Depuis l’entrée en vigueur de l’accord, les Gazaouis craignent que les territoires sous contrôle israélien ne leur soient jamais restitués. Pourtant, peu d’entre eux savent que ces barrières de terre sont en cours d’installation autour d’eux, en raison des risques liés à leur proximité.

Une portion de plus de deux kilomètres (1,2 mile) de cette barrière a été étendue dans le sud de Gaza au cours des deux premières semaines de ce mois, selon des images satellites fournies par la société Planet Labs.
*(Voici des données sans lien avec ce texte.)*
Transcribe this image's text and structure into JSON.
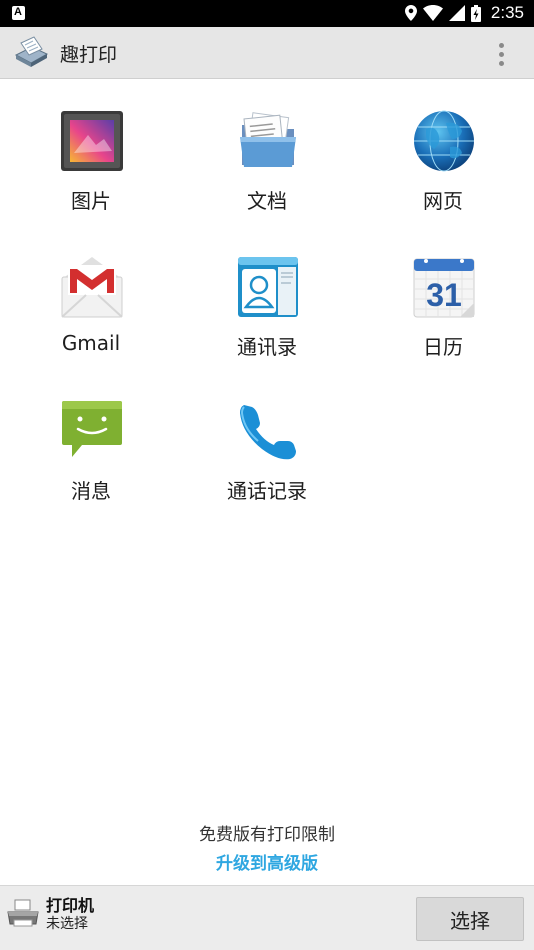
{
  "status_bar": {
    "time": "2:35",
    "left_glyph": "A"
  },
  "app_bar": {
    "title": "趣打印"
  },
  "tiles": [
    {
      "label": "图片"
    },
    {
      "label": "文档"
    },
    {
      "label": "网页"
    },
    {
      "label": "Gmail"
    },
    {
      "label": "通讯录"
    },
    {
      "label": "日历"
    },
    {
      "label": "消息"
    },
    {
      "label": "通话记录"
    }
  ],
  "calendar_day": "31",
  "promo": {
    "text": "免费版有打印限制",
    "link": "升级到高级版"
  },
  "bottom": {
    "printer_label": "打印机",
    "printer_status": "未选择",
    "select_button": "选择"
  },
  "colors": {
    "accent": "#2fa7e1",
    "app_bar": "#e6e6e6",
    "bottom_bar": "#ececec"
  }
}
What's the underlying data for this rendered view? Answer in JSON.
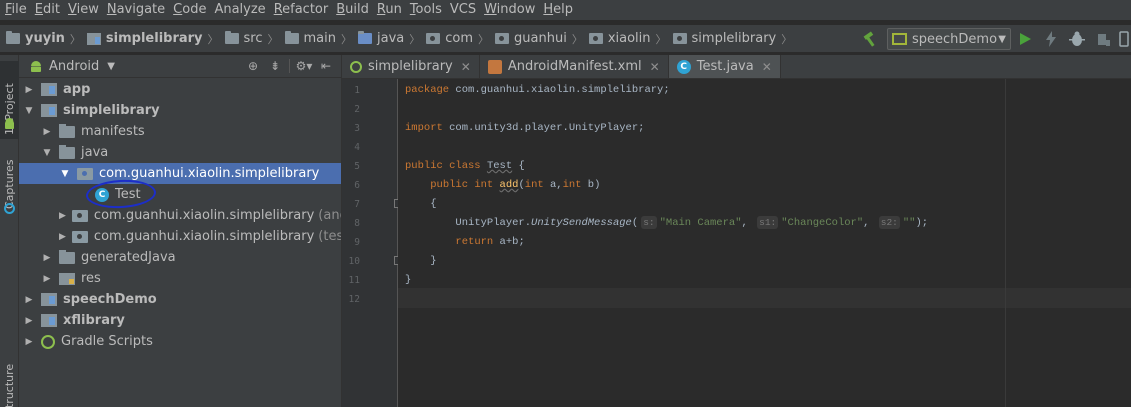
{
  "menu": [
    {
      "u": "F",
      "rest": "ile"
    },
    {
      "u": "E",
      "rest": "dit"
    },
    {
      "u": "V",
      "rest": "iew"
    },
    {
      "u": "N",
      "rest": "avigate"
    },
    {
      "u": "C",
      "rest": "ode"
    },
    {
      "u": "",
      "rest": "Analyze"
    },
    {
      "u": "R",
      "rest": "efactor"
    },
    {
      "u": "B",
      "rest": "uild"
    },
    {
      "u": "R",
      "rest": "un"
    },
    {
      "u": "T",
      "rest": "ools"
    },
    {
      "u": "",
      "rest": "VCS"
    },
    {
      "u": "W",
      "rest": "indow"
    },
    {
      "u": "H",
      "rest": "elp"
    }
  ],
  "breadcrumb": [
    "yuyin",
    "simplelibrary",
    "src",
    "main",
    "java",
    "com",
    "guanhui",
    "xiaolin",
    "simplelibrary"
  ],
  "run_config": "speechDemo",
  "project": {
    "view": "Android",
    "side_tabs": [
      "1: Project",
      "Captures",
      "Structure"
    ],
    "tree": [
      {
        "label": "app",
        "bold": true,
        "suffix": ""
      },
      {
        "label": "simplelibrary",
        "bold": true,
        "suffix": ""
      },
      {
        "label": "manifests",
        "bold": false,
        "suffix": ""
      },
      {
        "label": "java",
        "bold": false,
        "suffix": ""
      },
      {
        "label": "com.guanhui.xiaolin.simplelibrary",
        "bold": false,
        "suffix": ""
      },
      {
        "label": "Test",
        "bold": false,
        "suffix": ""
      },
      {
        "label": "com.guanhui.xiaolin.simplelibrary",
        "bold": false,
        "suffix": "(android"
      },
      {
        "label": "com.guanhui.xiaolin.simplelibrary",
        "bold": false,
        "suffix": "(test)"
      },
      {
        "label": "generatedJava",
        "bold": false,
        "suffix": ""
      },
      {
        "label": "res",
        "bold": false,
        "suffix": ""
      },
      {
        "label": "speechDemo",
        "bold": true,
        "suffix": ""
      },
      {
        "label": "xflibrary",
        "bold": true,
        "suffix": ""
      },
      {
        "label": "Gradle Scripts",
        "bold": false,
        "suffix": ""
      }
    ]
  },
  "tabs": [
    {
      "label": "simplelibrary"
    },
    {
      "label": "AndroidManifest.xml"
    },
    {
      "label": "Test.java"
    }
  ],
  "editor": {
    "line_numbers": [
      "1",
      "2",
      "3",
      "4",
      "5",
      "6",
      "7",
      "8",
      "9",
      "10",
      "11",
      "12"
    ],
    "l1_kw": "package",
    "l1_rest": " com.guanhui.xiaolin.simplelibrary;",
    "l3_kw": "import",
    "l3_rest": " com.unity3d.player.UnityPlayer;",
    "l5_kw": "public class",
    "l5_name": "Test",
    "l5_rest": " {",
    "l6_kw": "public int",
    "l6_name": "add",
    "l6_p1kw": "int",
    "l6_p1": " a,",
    "l6_p2kw": "int",
    "l6_p2": " b)",
    "l7": "{",
    "l8_obj": "UnityPlayer.",
    "l8_method": "UnitySendMessage",
    "l8_h1": "s:",
    "l8_s1": "\"Main Camera\"",
    "l8_h2": "s1:",
    "l8_s2": "\"ChangeColor\"",
    "l8_h3": "s2:",
    "l8_s3": "\"\"",
    "l8_end": ");",
    "l9_kw": "return",
    "l9_rest": " a+b;",
    "l10": "}",
    "l11": "}"
  }
}
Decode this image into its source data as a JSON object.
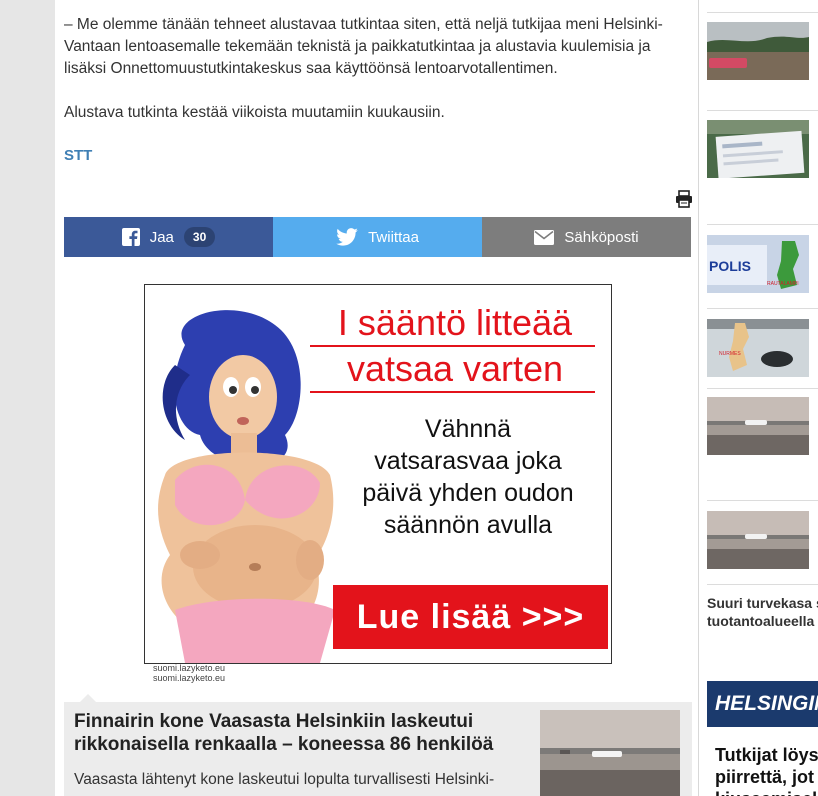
{
  "article": {
    "paragraph_1_line_1": "– Me olemme tänään tehneet alustavaa tutkintaa siten, että neljä tutkijaa meni Helsinki-",
    "paragraph_1_line_2": "Vantaan lentoasemalle tekemään teknistä ja paikkatutkintaa ja alustavia kuulemisia ja",
    "paragraph_1_line_3": "lisäksi Onnettomuustutkintakeskus saa käyttöönsä lentoarvotallentimen.",
    "paragraph_2": "Alustava tutkinta kestää viikoista muutamiin kuukausiin.",
    "source": "STT"
  },
  "toolbar": {
    "print_icon": "printer-icon"
  },
  "share": {
    "facebook": {
      "label": "Jaa",
      "count": "30",
      "icon": "facebook-icon",
      "color": "#3b5998"
    },
    "twitter": {
      "label": "Twiittaa",
      "icon": "twitter-icon",
      "color": "#55acee"
    },
    "email": {
      "label": "Sähköposti",
      "icon": "envelope-icon",
      "color": "#7d7d7d"
    }
  },
  "ad": {
    "headline_line_1": "I sääntö litteää",
    "headline_line_2": "vatsaa varten",
    "body_line_1": "Vähnnä",
    "body_line_2": "vatsarasvaa joka",
    "body_line_3": "päivä yhden oudon",
    "body_line_4": "säännön avulla",
    "cta": "Lue lisää >>>",
    "domain_line_1": "suomi.lazyketo.eu",
    "domain_line_2": "suomi.lazyketo.eu",
    "accent_color": "#e3131b"
  },
  "related": {
    "title_line_1": "Finnairin kone Vaasasta Helsinkiin laskeutui",
    "title_line_2": "rikkonaisella renkaalla – koneessa 86 henkilöä",
    "description": "Vaasasta lähtenyt kone laskeutui lopulta turvallisesti Helsinki-"
  },
  "sidebar": {
    "thumb_caption_line_1": "Suuri turvekasa sy",
    "thumb_caption_line_2": "tuotantoalueella l",
    "thumb_map_label_1": "RAUTALAMPI",
    "thumb_map_label_2": "NURMES",
    "banner": "HELSINGIN",
    "news_line_1": "Tutkijat löys",
    "news_line_2": "piirrettä, jot",
    "news_line_3": "kiusaamisell"
  }
}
Les travaux ont débuté en février, et les images montrent que l’extension vers le sud se poursuit, avec plus d’un kilomètre (0,6 mile) ajouté entre le 21 juin et le 7 juillet, le long d’une base militaire israélienne construite sur les ruines du village de Bani Suheila, dans la ville de Khan Younès.

Au nord de Gaza, plusieurs segments disjoints de barrières de terre s’étendent autour de la localité de Beit Lahia, dont la majeure partie a été détruite. La hauteur de ces barrières reste difficile à estimer, et certaines semblent dépasser la « ligne jaune ».

Les habitants de Gaza sont concentrés dans la zone côtière à l’ouest de cette ligne, vivant majoritairement dans des camps de tentes dépourvus des infrastructures nécessaires, dépendant de l’aide humanitaire.

De l’autre côté de la ligne, les images satellites montrent que l’armée israélienne a rasé la majorité des constructions à l’aide de bulldozers et d’explosifs, effaçant ainsi plusieurs villages et la ville de Rafah, qui comptait autrefois plus de 250 000 habitants.

Sur ces terres, l’armée a aménagé de nouvelles routes et installé des bases militaires sur les décombres des villages palestiniens, tandis que des terres agricoles ont été détruites. L’armée affirme que ces démolitions visent les infrastructures utilisées par le Hamas.